Project Lead(s): Isaac Bogoch
Despite intensified control efforts, an estimated of 438,000 people died of malaria in 2015 with 90% of these deaths occurring in sub-Saharan Africa, and the others in South-East Asia and South America.
The World Health Organization (WHO) announced a “T3: Test, Treat, Track” initiative on World Malaria Day in 2012, with the goal of scaling up diagnostic, treatment and surveillance systems in malaria-endemic countries.
A central tenet of this initiative revolves around universal access to quality malaria diagnostics, with both rapid diagnostic tests (RDTs) and microscopy.
Unlike RDTs, microscopy has the capability to speciate and quantify malaria diagnoses, but issues surround the general lack of availability, poor maintenance of microscopes and training of microscopists in malaria-endemic zones.
Handheld light microscopy, using compact optics and mobile phones, may improve the quality of healthcare in resource-constrained settings by enabling access to prompt and accurate diagnostic tools.
The goal of the project was to use handheld and mobile phone microscopes for the diagnoses of malaria, schistosomiasis and intestinal protozoa infections, and to test in ‘real world’, public health settings.
The aim was to provide portable, quality laboratory testing in rural, remote or under-serviced settings, rather than transferring ill individuals or specimens to distant reference laboratories.
Local laboratory technicians were trained to operate two handheld diagnostic devices (the Newton Nm1 microscope with an attached mobile phone and a clip-on version of the mobile phone-based Cell Scope).
The Newton Nm1 with a mobile phone attachment was compared to conventional light microscopy for the detection of Plasmodium falciparum in a cross-sectional study in rural Côte d’Ivoire.
Single Giemsa-stained thick blood film from 223 individuals were prepared and read by local laboratory technicians on both microscopes under 1,000× magnification with oil. Of the 223 samples, 162 (72.6%) were P. falciparum positive. Sensitivity and specificity were 80.2% and 100% respectively.
The study demonstrated that the Newton Nm1 handheld microscope with a mobile phone attachment has excellent operating characteristics, as used by Ivorian laboratory technicians with a half-day of training.

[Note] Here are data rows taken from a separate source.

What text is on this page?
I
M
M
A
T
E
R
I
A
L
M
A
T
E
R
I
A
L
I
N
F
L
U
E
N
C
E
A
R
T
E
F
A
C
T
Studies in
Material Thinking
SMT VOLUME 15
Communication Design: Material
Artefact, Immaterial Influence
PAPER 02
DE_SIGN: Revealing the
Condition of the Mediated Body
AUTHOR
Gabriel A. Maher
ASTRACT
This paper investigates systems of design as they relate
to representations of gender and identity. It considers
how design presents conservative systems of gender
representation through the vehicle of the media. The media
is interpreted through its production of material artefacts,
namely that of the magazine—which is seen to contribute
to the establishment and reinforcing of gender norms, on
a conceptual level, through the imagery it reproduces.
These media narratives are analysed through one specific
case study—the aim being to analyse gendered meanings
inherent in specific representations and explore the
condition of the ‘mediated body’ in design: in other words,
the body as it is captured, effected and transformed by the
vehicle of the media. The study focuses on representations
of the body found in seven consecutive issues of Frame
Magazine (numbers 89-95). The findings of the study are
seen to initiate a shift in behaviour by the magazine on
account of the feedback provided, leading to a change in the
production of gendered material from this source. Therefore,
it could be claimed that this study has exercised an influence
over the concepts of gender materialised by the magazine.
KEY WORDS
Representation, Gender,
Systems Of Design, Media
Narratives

The team was able to train these technicians on how to use these devices to make diagnoses without support from the research team.
The local laboratory technicians felt that they would be able to implement the use of these devices in their day-to-day work; the handheld microscope with a mobile phone attachment could be integrated into routine use for a community-based malaria screening program to provide accurate diagnoses.
Knowledge of the project has been published and the team has applied for further funding to carry out further validation studies.